Nick Hurd, the former Minister for Civil Society, has urged the Prime Minister to do more to enable charities and social enterprises to win public service delivery contracts.
Hurd resigned from his post on Monday evening after more than four years in the role.
In his resignation letter to David Cameron, Hurd said he was grateful to have been able to spend four years managing a brief he cared passionately about.
"It has been a privilege to work with our extraordinary voluntary sector through a very challenging time," wrote Hurd. "They really do represent the best of British values."
But Hurd also urged Cameron to do more in some areas, including public service delivery by voluntary sector organisations.
"There is of course much more that can be done to make it easier for social entrepreneurs and socially responsible businesses to create social value," said Hurd.
"The social value act was a useful start but cannot be the end of our efforts to encourage intelligent commissioning from a diverse market of suppliers, including charities, public sector mutuals and social enterprises.
"We have yet to unlock the full value that they can add in helping us tackle some of the most stubborn social challenges that undermine the country. It is hard to see us meeting the challenge of delivering ‘better with less’ without our social economy fully engaged."
He also urged Cameron to push for a total of one million graduates from the National Citizen Service by the end of 2020 – a project Hurd described as "the most inspiring work I have ever done".
Hurd paid tribute to Francis Maude, the Cabinet Office minister, whom he said had been a "superb boss".

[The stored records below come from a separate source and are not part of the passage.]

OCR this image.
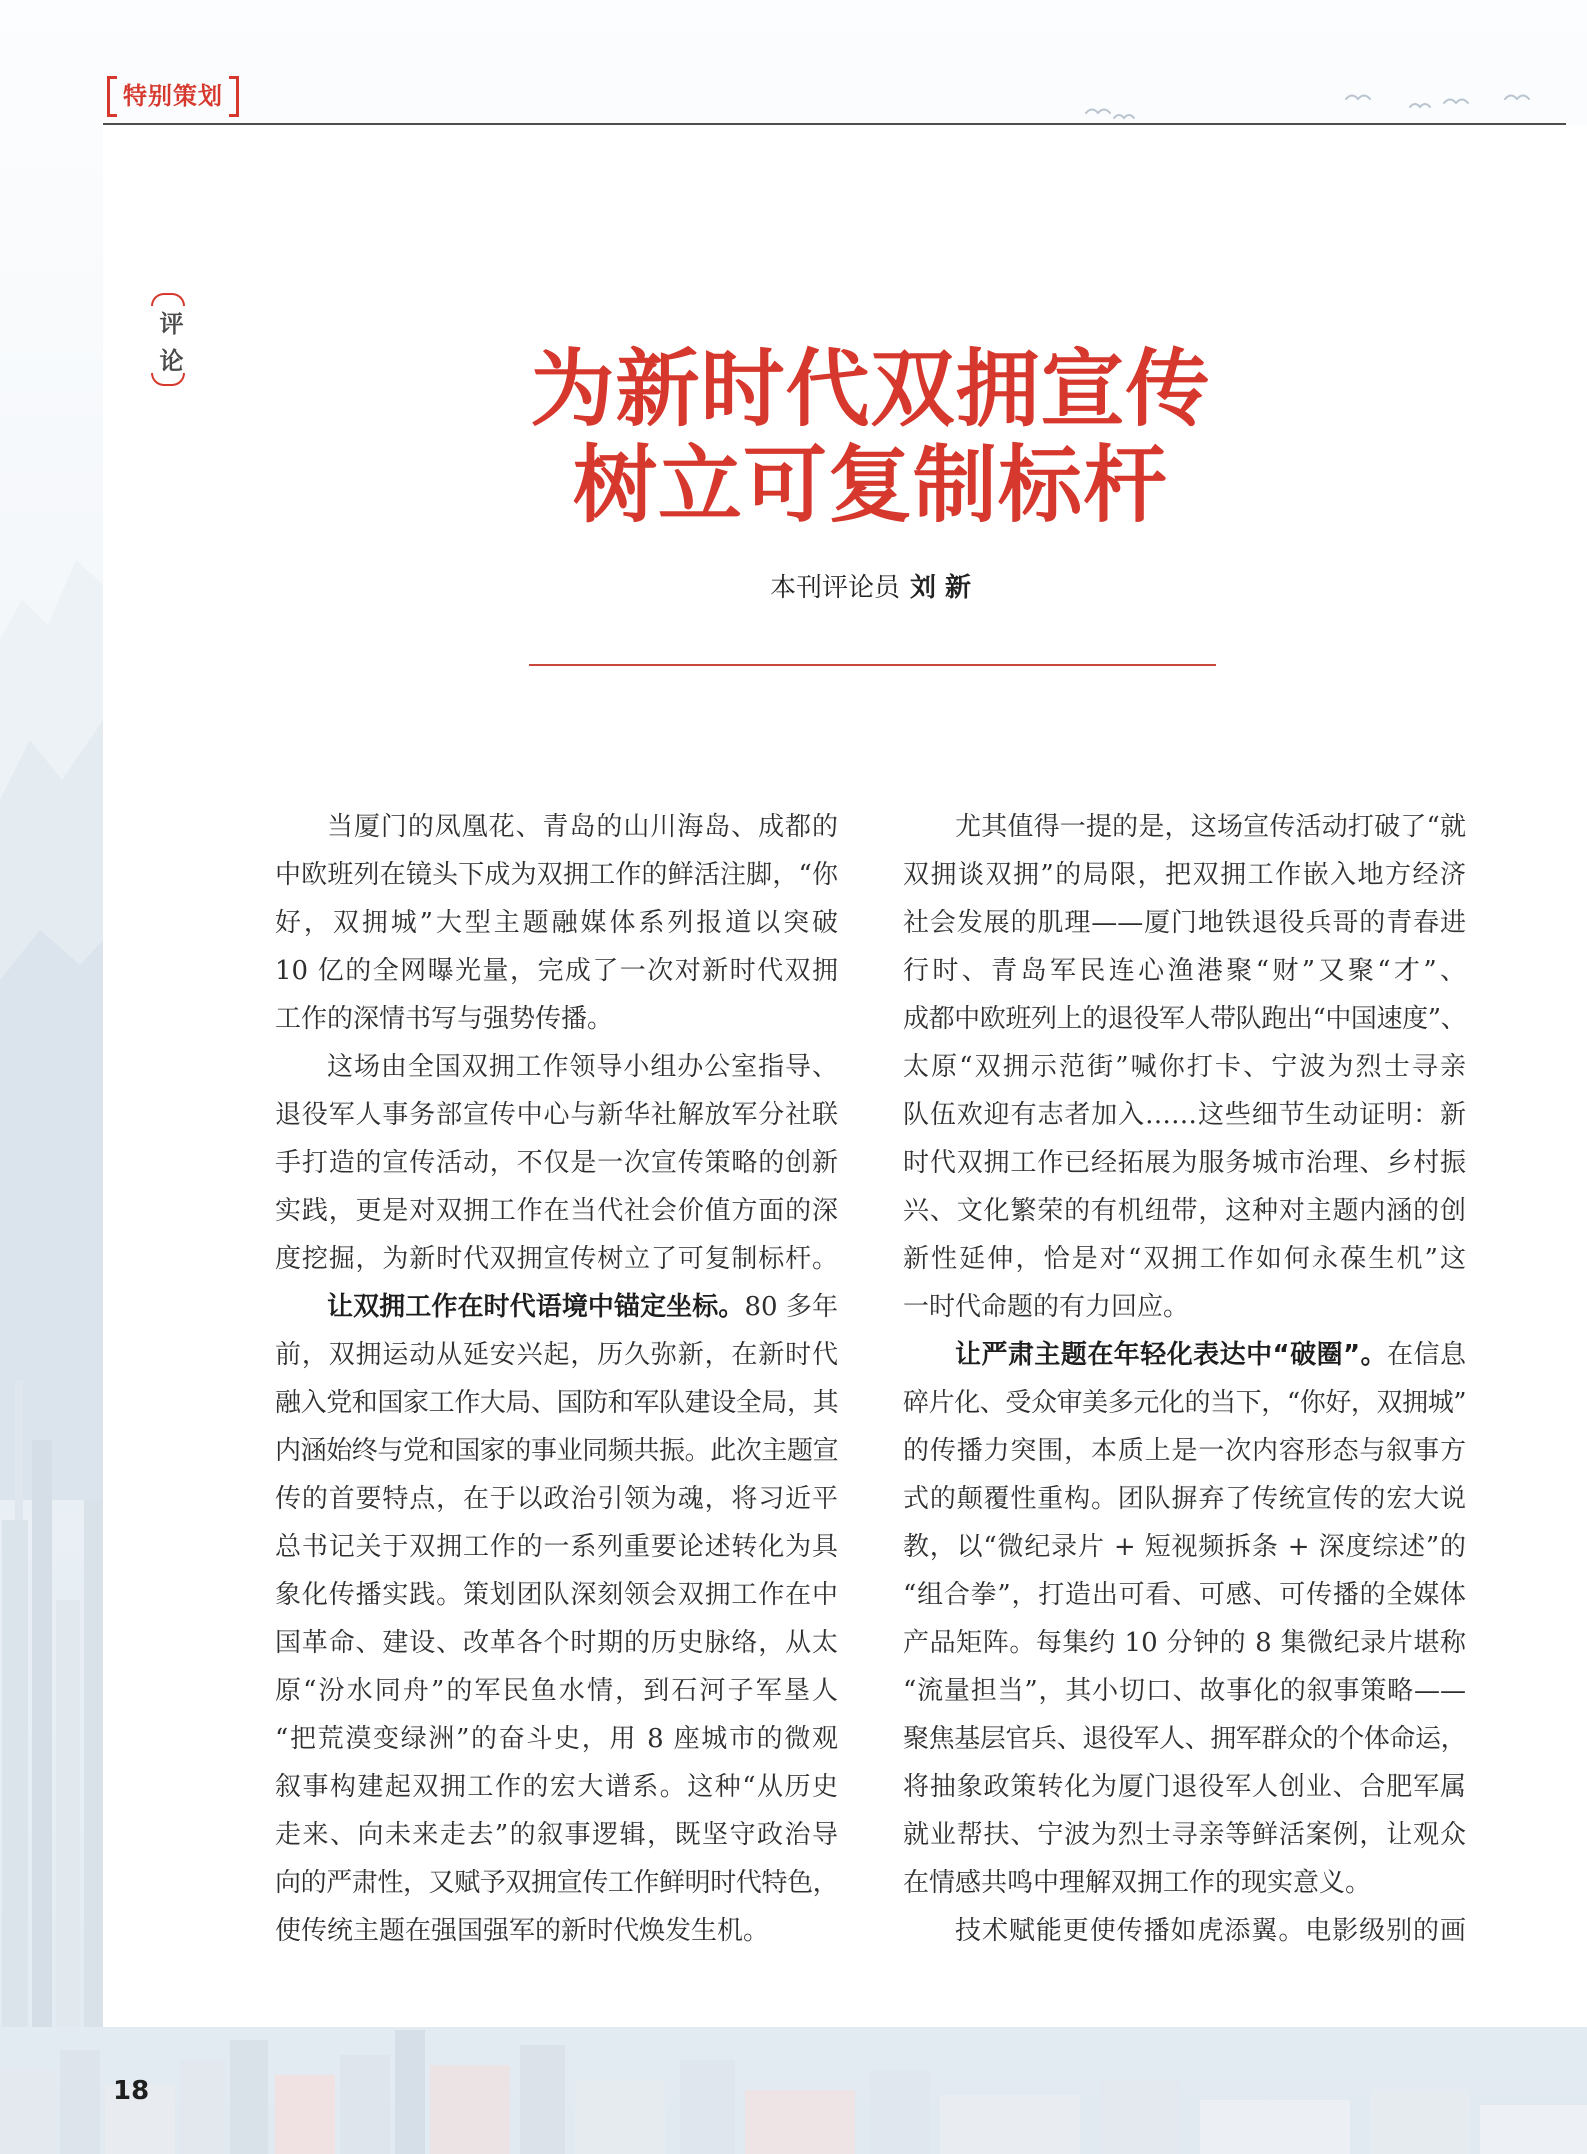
特别策划
评论	为新时代双拥宣传
树立可复制标杆
本刊评论员 刘 新
当厦门的凤凰花、青岛的山川海岛、成都的
中欧班列在镜头下成为双拥工作的鲜活注脚，“你
好，双拥城”大型主题融媒体系列报道以突破
10 亿的全网曝光量，完成了一次对新时代双拥
工作的深情书写与强势传播。
这场由全国双拥工作领导小组办公室指导、
退役军人事务部宣传中心与新华社解放军分社联
手打造的宣传活动，不仅是一次宣传策略的创新
实践，更是对双拥工作在当代社会价值方面的深
度挖掘，为新时代双拥宣传树立了可复制标杆。
让双拥工作在时代语境中锚定坐标。80 多年
前，双拥运动从延安兴起，历久弥新，在新时代
融入党和国家工作大局、国防和军队建设全局，其
内涵始终与党和国家的事业同频共振。此次主题宣
传的首要特点，在于以政治引领为魂，将习近平
总书记关于双拥工作的一系列重要论述转化为具
象化传播实践。策划团队深刻领会双拥工作在中
国革命、建设、改革各个时期的历史脉络，从太
原“汾水同舟”的军民鱼水情，到石河子军垦人
“把荒漠变绿洲”的奋斗史，用 8 座城市的微观
叙事构建起双拥工作的宏大谱系。这种“从历史
走来、向未来走去”的叙事逻辑，既坚守政治导
向的严肃性，又赋予双拥宣传工作鲜明时代特色，
使传统主题在强国强军的新时代焕发生机。
尤其值得一提的是，这场宣传活动打破了“就
双拥谈双拥”的局限，把双拥工作嵌入地方经济
社会发展的肌理——厦门地铁退役兵哥的青春进
行时、青岛军民连心渔港聚“财”又聚“才”、
成都中欧班列上的退役军人带队跑出“中国速度”、
太原“双拥示范街”喊你打卡、宁波为烈士寻亲
队伍欢迎有志者加入……这些细节生动证明：新
时代双拥工作已经拓展为服务城市治理、乡村振
兴、文化繁荣的有机纽带，这种对主题内涵的创
新性延伸，恰是对“双拥工作如何永葆生机”这
一时代命题的有力回应。
让严肃主题在年轻化表达中“破圈”。在信息
碎片化、受众审美多元化的当下，“你好，双拥城”
的传播力突围，本质上是一次内容形态与叙事方
式的颠覆性重构。团队摒弃了传统宣传的宏大说
教，以“微纪录片 + 短视频拆条 + 深度综述”的
“组合拳”，打造出可看、可感、可传播的全媒体
产品矩阵。每集约 10 分钟的 8 集微纪录片堪称
“流量担当”，其小切口、故事化的叙事策略——
聚焦基层官兵、退役军人、拥军群众的个体命运，
将抽象政策转化为厦门退役军人创业、合肥军属
就业帮扶、宁波为烈士寻亲等鲜活案例，让观众
在情感共鸣中理解双拥工作的现实意义。
技术赋能更使传播如虎添翼。电影级别的画
18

"It has been a great privilege to support Francis Maude in his relentless drive to make government more efficient," said Hurd. "Significant savings have been made, but I leave knowing that much radical reform is still needed and needs to be supported."
Hurd said he was looking forward to having time for other priorities, including the arrival of a new baby in the autumn and the opportunity to have greater freedom to lobby for more protection for his residents from the proposals for the high-speed rail link HS2, which will pass through his Ruislip, Northwood and Pinner constituency.